Peut-on considérer qu’il y a un manque de revenu dans le secteur agricole ? La loi Egalim 2 qui vise à « protéger la rémunération des agriculteurs » était-elle nécessaire ?

Le revenu moyen des agriculteurs français n’a pas augmenté, en monnaie constante, sur la dernière décennie. Nous l’avons mesuré au travers de l’indicateur RCAI/UTANS (1) entre les années 2010-2012 et les années 2017-2020. Cette stabilité du revenu intervient dans un contexte où, pourtant, la baisse du nombre d’agriculteurs a entraîné une augmentation des volumes de production par emploi. Il en résulte une baisse du revenu de l’agriculture française prise dans son ensemble. Cette situation tranche avec celle observée dans d’autres États-membres de l’Union européenne, comme en Espagne, en Irlande et en Pologne, où les évolutions sont plus favorables. Face à la forte concentration des acteurs de l’aval, la volonté des pouvoirs publics de protéger davantage la création de richesse dans les exploitations, par l’amélioration du niveau des prix, est justifiée. En particulier au regard de deux enjeux majeurs : celui du renouvellement des générations, et celui de l’adoption de nouvelles pratiques pour répondre aux attentes sociétales (environnement, qualité des produits alimentaires ou bien-être animal).

Comment expliquer la forte hétérogénéité des revenus agricoles ?

Selon le Réseau d’information comptable agricole (Rica), le résultat par exploitant (RCAI/UTANS) s’est élevé à 29 500 € en moyenne sur les dix dernières années (en monnaie constante), avec un quartile inférieur à 8 400 € et un quartile supérieur à 40 400 € . Nos travaux (2) montrent que trois facteurs interfèrent fortement sur les écarts de revenus. D’abord la productivité du travail, c’est-à-dire la valeur de la production rapportée aux actifs. Ensuite l’efficience productive, c’est-à-dire le montant des consommations intermédiaires (aliments, engrais, semences, phytos, etc.) rapporté à la valeur de la production agricole. Et enfin, la dépendance aux emprunts, mesurée par le montant des annuités rapporté à l’excédent brut d’exploitation (EBE).

 

Vos travaux montrent une forte dépendance des revenus aux aides de la Pac. La loi Egalim pourrait -elle diminuer cette dépendance ?

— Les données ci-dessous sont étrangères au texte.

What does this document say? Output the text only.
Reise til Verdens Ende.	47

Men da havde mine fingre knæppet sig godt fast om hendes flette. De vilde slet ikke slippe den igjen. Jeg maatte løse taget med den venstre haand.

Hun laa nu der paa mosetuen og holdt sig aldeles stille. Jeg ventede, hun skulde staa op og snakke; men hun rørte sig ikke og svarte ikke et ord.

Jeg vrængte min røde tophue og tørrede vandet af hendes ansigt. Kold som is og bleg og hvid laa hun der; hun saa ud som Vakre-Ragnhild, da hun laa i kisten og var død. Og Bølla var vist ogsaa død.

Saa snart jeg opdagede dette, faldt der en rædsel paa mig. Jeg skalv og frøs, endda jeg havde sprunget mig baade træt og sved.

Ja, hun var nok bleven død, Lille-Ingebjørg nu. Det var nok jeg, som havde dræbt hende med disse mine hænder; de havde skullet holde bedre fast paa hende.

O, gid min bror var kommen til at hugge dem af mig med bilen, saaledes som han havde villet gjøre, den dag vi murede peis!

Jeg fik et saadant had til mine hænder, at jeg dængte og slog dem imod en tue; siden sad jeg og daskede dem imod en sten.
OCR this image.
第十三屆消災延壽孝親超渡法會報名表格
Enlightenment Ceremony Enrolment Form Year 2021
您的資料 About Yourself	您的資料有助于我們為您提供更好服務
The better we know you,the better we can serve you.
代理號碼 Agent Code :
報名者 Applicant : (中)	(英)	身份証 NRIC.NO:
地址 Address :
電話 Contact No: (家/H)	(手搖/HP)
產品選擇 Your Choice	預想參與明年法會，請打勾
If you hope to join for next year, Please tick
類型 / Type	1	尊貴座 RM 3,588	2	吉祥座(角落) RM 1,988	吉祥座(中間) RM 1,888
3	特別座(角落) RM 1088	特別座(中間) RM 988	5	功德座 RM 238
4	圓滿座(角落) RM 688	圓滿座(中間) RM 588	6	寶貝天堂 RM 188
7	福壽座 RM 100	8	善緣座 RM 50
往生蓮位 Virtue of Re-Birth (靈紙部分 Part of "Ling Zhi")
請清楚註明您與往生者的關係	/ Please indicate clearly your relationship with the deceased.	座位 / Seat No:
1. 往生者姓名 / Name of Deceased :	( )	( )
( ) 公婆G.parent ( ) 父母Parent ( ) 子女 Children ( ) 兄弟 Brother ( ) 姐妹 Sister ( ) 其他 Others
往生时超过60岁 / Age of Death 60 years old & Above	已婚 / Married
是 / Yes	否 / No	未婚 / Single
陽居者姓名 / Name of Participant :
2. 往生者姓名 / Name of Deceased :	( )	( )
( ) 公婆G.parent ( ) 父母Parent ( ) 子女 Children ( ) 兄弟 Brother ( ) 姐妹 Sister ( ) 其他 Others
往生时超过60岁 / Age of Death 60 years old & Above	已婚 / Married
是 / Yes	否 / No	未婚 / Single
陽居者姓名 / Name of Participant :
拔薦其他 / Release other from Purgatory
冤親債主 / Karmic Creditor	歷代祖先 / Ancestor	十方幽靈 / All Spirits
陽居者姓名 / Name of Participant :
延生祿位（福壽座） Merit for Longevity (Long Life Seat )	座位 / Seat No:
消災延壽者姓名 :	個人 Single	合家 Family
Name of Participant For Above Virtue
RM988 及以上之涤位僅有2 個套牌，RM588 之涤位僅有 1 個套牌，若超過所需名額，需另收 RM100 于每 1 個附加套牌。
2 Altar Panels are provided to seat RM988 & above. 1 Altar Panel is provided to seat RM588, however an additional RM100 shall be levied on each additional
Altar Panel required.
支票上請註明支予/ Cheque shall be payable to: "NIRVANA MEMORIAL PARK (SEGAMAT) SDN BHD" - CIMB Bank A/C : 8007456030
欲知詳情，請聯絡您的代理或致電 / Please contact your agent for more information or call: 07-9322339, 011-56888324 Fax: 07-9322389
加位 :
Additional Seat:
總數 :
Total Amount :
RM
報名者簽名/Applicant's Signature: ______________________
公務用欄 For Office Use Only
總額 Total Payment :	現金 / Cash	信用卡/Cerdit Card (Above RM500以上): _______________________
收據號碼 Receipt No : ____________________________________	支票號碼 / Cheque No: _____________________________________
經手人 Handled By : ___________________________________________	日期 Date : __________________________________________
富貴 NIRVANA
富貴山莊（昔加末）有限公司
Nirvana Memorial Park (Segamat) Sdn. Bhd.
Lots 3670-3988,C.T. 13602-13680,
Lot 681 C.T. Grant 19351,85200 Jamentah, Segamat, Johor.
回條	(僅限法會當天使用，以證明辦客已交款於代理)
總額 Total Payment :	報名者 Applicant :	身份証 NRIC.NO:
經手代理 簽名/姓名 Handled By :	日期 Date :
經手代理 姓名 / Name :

Sur les dix dernières années, les aides directes représentent en moyenne 77 % du revenu des agriculteurs. Et la future Pac ne devrait pas conduire à une évolution substantielle du niveau de soutiens pour la très grande majorité des exploitations.

Concernant le niveau des prix agricoles, qui est un facteur parmi d’autres influençant la rentabilité des exploitations, la loi Egalim est potentiellement porteuse d’espoirs. Mais à ce stade, il reste difficile de spéculer sur ses effets, tant ce dossier est complexe et les jeux concurrentiels intenses.

Propos recueillis par Marie Salset

(1) Résultat courant avant impôt (RCAI)/unité de travail non salarié (UTANS).

(2) Inrae Smart Lereco - L’hétérogénéité des revenus des actifs non-salariés dans l’agriculture française- juin 2021.